Pagi datang begitu cepat. Baru saja aku melelapkan mata
dari bergadang, suara panggilan Tuhan sudah bergema. Jika dituruti, aku pasti
memilih tidur kembali. Tetapi kewajiban itu mengharuskanku. Aku ingat, Maya
sering membangunkanku dan sedikit memaksa jika aku membandel. Begitulah
seharusnya, saling mengingatkan. Tetapi Maya lebih sering melakukan itu
terhadapku. Tak jarang gerutuku terkuak di hati. Bangkit dengan ketidakkeihlasan.

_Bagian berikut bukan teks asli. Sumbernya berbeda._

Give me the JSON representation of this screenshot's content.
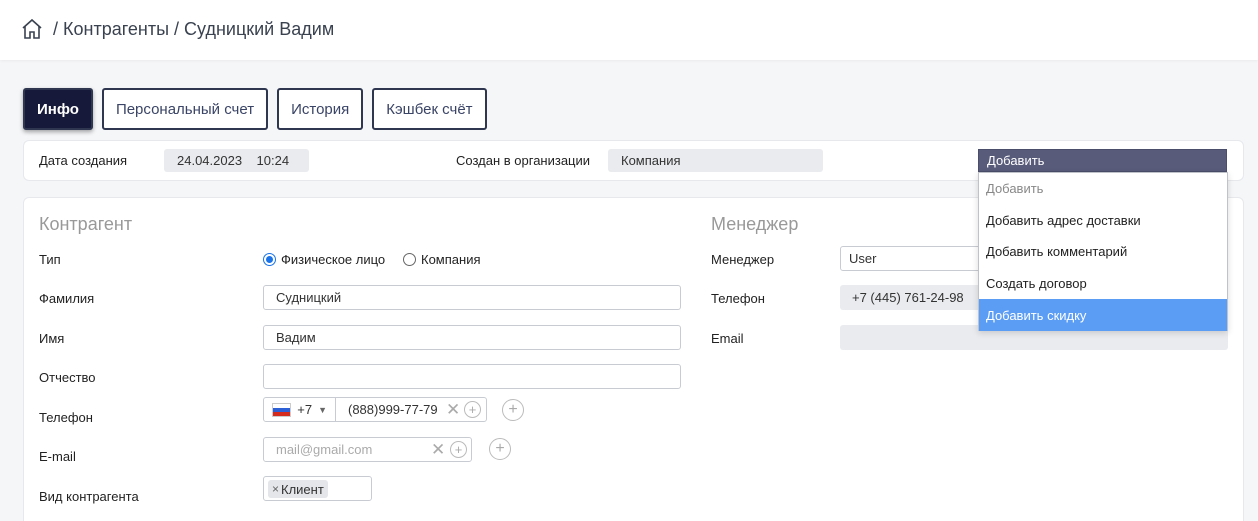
{
  "breadcrumb": {
    "sep1": " / ",
    "section": "Контрагенты",
    "sep2": " / ",
    "current": "Судницкий Вадим"
  },
  "tabs": [
    {
      "label": "Инфо"
    },
    {
      "label": "Персональный счет"
    },
    {
      "label": "История"
    },
    {
      "label": "Кэшбек счёт"
    }
  ],
  "info": {
    "created_label": "Дата создания",
    "created_value": "24.04.2023    10:24",
    "org_label": "Создан в организации",
    "org_value": "Компания"
  },
  "dropdown": {
    "selected": "Добавить",
    "options": [
      {
        "label": "Добавить"
      },
      {
        "label": "Добавить адрес доставки"
      },
      {
        "label": "Добавить комментарий"
      },
      {
        "label": "Создать договор"
      },
      {
        "label": "Добавить скидку"
      }
    ]
  },
  "contractor": {
    "title": "Контрагент",
    "type_label": "Тип",
    "type_option1": "Физическое лицо",
    "type_option2": "Компания",
    "lastname_label": "Фамилия",
    "lastname_value": "Судницкий",
    "firstname_label": "Имя",
    "firstname_value": "Вадим",
    "patronymic_label": "Отчество",
    "patronymic_value": "",
    "phone_label": "Телефон",
    "phone_code": "+7",
    "phone_value": "(888)999-77-79",
    "email_label": "E-mail",
    "email_placeholder": "mail@gmail.com",
    "kind_label": "Вид контрагента",
    "kind_tag": "Клиент"
  },
  "manager": {
    "title": "Менеджер",
    "manager_label": "Менеджер",
    "manager_value": "User",
    "phone_label": "Телефон",
    "phone_value": "+7 (445) 761-24-98",
    "email_label": "Email",
    "email_value": ""
  },
  "colors": {
    "accent": "#16193a",
    "highlight": "#5b9df5",
    "dropdown_header": "#585c7a"
  }
}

Sekarang aku rindu untuk itu. Dan aku menangis. Bukan berarti itu suatu
kelemahan yang ku maksud, meskipun tidak salah semuanya. Aku hanya merindu. Sekuat
tenaga aku bangkit dan menuju menghadap sang Khaliq. Aku tidak boleh terburuk
di ujian ini. Hikmah dibaliknya akan lebih indah dari yang pernah aku bayangkan
sebelumnya. Semoga.
"Bagaimana tidurmu, nak?"
Hani sudah pandai tertawa. Ia tumbuh lebih cepat dari yang
ku duga dan lebih dewasa menyikapi kepergian ibunya. Justru rasa iba terbersit
di hatiku. Kenapa anak sekecil ini sudah harus berpisah dan tak berkesempatan
menatap ibunya.
"Astagfirullah" hatiku berucap. Kenapa aku
seolah-olah lebih tahu. Mendahului dan berlagak sombong akan ketentuan Ilahi.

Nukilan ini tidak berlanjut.